情報システム学会(ISSJ)に創設された、官公庁4.0研究会との合同シンポジウムでした。参加者は現地は9名、オンラインは延べ58名。合同シンポジウムでしたので通常のIT勉強宴会とは異なる質問が多く出て勉強になりました。

17:00から近くの居酒屋で懇親会、3次会は前にも使ったバーで22時過ぎまで。その後有志は4次会に消えていきました。私は翌朝用事があったので珍しく失礼しました。

<資料>

     自治体システム標準化プロジェクトをデータモデル駆動で立て直す

自治体DXを実現するための提言

渡辺幸三(DBC代表)

1700ある全自治体について、自治体システムの標準化を2026年3月末までに完了することが至上命題としてい進んでいます。ところが、175自治体について間に合わないとギブアップ宣言されました。たった1割と思わ
れるかも知れませんが、人口比にすると50%以上ですまた数日前に、富士通が受注している約300自治体について納期に間に合わないとギブアップ
宣言を行ったとニュースになっていました。

何が問題でどうすれば良いと私が考えているかを解説します。

1.標準化プロジェクトの問題

(1)1700個問題が解消しない
(2)この標準では省力化になっていない
(3)この方式ではコストがかかりすぎる
(4)期限が間に合わない
(5)フィジビリティ確認が未検証のまま進んでいる
(6)DXの要素がない

2.立て直しにあたっての基本方針

(1)データモデルを抜本的に見直す
 →この標準仕様のデータモデル(もどき)に疑問を持たないことが不思議

・?は線を引けない  
 →関数従属性がわからず図を描いている

・主要マスタに「履歴番号」を持っている
 →前時代的な仕様

 →業務フローやUIの見直しを先行させるとデータモデルの抜本的見直しが出来ない
  それゆえにDXが起こらない。ピカピカの竪穴住居を作ることになる。
 ①「履歴内包方式」からの脱却・・・異動履歴外出し方式
 ②住民情報と戸籍の統合
 ③個人情報の保護と利用促進・・・APIにより誰がアクセスしたか透明化
 ④自治体独自施策の考慮・・・「福祉格」の活用
(2)国と自治体と地場ベンダーの役割を明確にする
(3)現時点の標準化作業を無駄にしない
(4)共通化は被災者支援の要と位置付ける
 →防災省をつくるのなら標準化が必要

3.新たな進め方

(1)パイロット自治体の選定・・・大/中/小の自治体を選定
(2)抜本的なデータモデルに基づくプロトタイプの構築
 既存仕様はあえて参照せず、「創造」する
 データ移行と試行を通じてデータモデルとプロトタイプをブラッシュアップする
 デジ庁が出した標準仕様とチェックし抜け漏れがないか確認する
(3)本番システムの開発と、パイロット自治体への導入
(4)他の自治体による自発的・段階的導入
 運用コスト削減効果を確認のうえ、自発的に導入する


 エストニアの事例を聞く機会がありました。産婦人科と協力して妊娠がわかり出産の意思があれば名無しの状態で国としての補助など管理が始まり、出生後国籍管理されます。
またシステムをGitHubで公開しています。

<質疑応答>

(Y氏)エストニアは人口が130万人と日本の1%。システムはデータ連携をボトムアップで作ったと聞いています。韓国は最初ボトムアップで作りだしましたが上手く行かず国から強制的にやって成功しました。日本はどちらを目指すのでしょう?
(I氏)以前はボトムアップで取り組もうとしていましたが、自治体がその気にならないので今は国がトップダウンで構築して実績を作って参加してもらう方式が良いと考えています。

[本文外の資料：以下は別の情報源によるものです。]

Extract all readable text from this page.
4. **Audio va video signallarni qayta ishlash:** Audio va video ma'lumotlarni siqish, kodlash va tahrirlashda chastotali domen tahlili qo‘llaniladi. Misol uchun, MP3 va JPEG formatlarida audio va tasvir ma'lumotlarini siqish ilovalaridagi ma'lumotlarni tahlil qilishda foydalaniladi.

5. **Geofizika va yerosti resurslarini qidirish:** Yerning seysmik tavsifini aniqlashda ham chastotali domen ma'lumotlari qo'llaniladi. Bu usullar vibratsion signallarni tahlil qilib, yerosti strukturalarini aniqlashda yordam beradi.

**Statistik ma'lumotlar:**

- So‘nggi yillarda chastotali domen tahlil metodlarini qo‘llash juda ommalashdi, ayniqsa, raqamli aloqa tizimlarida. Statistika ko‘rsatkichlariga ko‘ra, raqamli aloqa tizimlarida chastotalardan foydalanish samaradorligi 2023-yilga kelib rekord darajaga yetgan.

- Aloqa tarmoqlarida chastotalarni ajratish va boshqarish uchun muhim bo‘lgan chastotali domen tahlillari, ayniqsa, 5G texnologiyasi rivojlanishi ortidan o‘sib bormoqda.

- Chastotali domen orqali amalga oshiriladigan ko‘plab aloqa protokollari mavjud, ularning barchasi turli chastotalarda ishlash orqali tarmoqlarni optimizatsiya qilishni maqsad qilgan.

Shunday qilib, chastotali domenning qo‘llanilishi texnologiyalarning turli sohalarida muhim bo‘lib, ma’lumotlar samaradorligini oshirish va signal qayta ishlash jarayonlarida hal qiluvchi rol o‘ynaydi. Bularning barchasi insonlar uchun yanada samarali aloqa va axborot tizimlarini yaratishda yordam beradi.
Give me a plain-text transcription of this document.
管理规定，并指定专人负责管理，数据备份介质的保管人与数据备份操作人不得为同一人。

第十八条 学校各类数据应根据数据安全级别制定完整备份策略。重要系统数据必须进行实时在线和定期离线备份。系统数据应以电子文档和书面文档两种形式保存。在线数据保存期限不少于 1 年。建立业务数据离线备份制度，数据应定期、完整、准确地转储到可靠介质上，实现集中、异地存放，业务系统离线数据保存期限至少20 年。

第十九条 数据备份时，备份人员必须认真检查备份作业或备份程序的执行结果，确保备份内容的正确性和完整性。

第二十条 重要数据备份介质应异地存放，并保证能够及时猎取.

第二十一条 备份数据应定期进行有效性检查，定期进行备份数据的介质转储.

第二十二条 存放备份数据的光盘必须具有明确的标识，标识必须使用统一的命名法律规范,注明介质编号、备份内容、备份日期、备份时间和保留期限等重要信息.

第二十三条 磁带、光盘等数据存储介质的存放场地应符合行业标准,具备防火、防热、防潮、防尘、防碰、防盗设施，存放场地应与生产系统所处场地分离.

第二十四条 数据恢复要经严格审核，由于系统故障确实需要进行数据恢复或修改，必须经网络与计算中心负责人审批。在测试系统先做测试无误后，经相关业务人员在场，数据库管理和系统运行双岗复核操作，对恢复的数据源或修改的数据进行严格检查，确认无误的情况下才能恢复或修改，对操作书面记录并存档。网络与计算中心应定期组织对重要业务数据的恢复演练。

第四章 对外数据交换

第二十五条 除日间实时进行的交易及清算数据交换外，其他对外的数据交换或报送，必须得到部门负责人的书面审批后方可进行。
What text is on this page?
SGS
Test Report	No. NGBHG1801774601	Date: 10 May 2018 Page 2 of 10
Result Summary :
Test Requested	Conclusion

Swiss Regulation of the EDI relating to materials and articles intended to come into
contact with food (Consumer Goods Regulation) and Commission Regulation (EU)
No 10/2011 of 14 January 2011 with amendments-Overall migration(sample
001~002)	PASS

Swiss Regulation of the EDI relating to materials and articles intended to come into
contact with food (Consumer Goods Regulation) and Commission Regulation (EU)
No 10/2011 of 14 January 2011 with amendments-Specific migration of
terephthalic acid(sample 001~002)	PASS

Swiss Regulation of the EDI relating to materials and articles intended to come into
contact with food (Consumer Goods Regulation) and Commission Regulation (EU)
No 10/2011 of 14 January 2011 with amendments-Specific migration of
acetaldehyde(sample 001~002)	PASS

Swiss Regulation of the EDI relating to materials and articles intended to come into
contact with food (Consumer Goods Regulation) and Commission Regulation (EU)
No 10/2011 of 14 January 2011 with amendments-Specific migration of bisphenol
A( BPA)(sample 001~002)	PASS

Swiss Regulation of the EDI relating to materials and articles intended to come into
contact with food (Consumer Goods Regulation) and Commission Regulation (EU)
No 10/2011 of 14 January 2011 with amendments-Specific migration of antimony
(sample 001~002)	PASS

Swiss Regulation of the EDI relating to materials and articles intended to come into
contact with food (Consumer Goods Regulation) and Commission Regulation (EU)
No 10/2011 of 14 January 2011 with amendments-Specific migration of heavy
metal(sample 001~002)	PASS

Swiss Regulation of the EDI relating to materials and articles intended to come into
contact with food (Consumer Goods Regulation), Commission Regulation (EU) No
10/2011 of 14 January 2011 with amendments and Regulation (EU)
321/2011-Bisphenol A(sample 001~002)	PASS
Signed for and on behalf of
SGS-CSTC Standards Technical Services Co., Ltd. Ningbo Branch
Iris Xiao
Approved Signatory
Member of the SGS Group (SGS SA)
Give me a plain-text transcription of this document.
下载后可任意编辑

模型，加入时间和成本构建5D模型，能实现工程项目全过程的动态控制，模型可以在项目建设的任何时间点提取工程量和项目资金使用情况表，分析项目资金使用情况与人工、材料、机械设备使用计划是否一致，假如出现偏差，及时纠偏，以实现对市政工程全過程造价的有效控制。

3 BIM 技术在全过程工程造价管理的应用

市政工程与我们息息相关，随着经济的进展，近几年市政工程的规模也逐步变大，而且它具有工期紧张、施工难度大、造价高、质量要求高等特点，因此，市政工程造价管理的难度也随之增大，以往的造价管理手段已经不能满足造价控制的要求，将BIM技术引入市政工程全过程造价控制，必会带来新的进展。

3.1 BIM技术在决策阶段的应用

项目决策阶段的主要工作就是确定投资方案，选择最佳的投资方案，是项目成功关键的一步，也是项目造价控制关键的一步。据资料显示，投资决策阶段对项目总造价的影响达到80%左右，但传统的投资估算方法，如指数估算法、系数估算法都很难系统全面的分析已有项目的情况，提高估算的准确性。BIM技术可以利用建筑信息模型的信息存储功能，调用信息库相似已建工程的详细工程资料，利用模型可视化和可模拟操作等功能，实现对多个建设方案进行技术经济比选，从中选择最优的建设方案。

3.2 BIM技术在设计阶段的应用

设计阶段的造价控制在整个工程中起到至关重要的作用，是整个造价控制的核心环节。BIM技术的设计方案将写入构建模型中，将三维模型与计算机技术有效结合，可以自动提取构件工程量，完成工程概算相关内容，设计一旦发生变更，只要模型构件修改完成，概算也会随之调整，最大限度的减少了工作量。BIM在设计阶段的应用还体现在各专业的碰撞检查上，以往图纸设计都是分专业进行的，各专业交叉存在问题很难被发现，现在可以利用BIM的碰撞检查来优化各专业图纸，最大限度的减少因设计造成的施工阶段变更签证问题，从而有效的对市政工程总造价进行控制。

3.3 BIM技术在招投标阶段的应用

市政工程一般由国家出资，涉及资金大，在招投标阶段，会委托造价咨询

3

(O氏)全国民の情報を一元管理するということもそうなのですが、(住基ネットで扱う基本4情報は秘匿性が高くない情報なので良しとされたという側面がありますが)、一人の個人に関する様々な情報(年金とか福祉とか税とか)を集約するというのもプライバシーリスクを生じさせることになるのでそれをどう考えるかというのも議論対象になるかと。
(I氏)住基ネット訴訟は2008年ですので今の技術から見ると古い可能性は高いです。ただ、日本には憲法裁判所がありませんので具体的な侵害がない限り訴訟が出来ずそれをひっくり返すには憲法改定が必要になります。そのため住基ネット判決ありきで考えるしかないと考えています。それにはDBを分割することが必要です。

<所感>

自治体標準仕様のデータモデルに関する疑問については、第95回IT勉強宴会で説明してもらいYouTube動画にまでしました。データモデルが読める技術者ならこのデジ庁が出したデータモデルがおかしいということは100%合意してもらえるはずです。ところがこのデータモデルをおかしいと思わない技術者が多い事にびっくりしています。55社のパッケージ開発ベンダーを集め「第一回共通機能等課題検討会」を開催しました。その議事録を見るとデータモデルに「問題なし」と回答しているベンダーが多数いました。

まずは「このデータモデルはおかしい」と言うITベンダーが多数にならないとこの話は進まないような気がしました。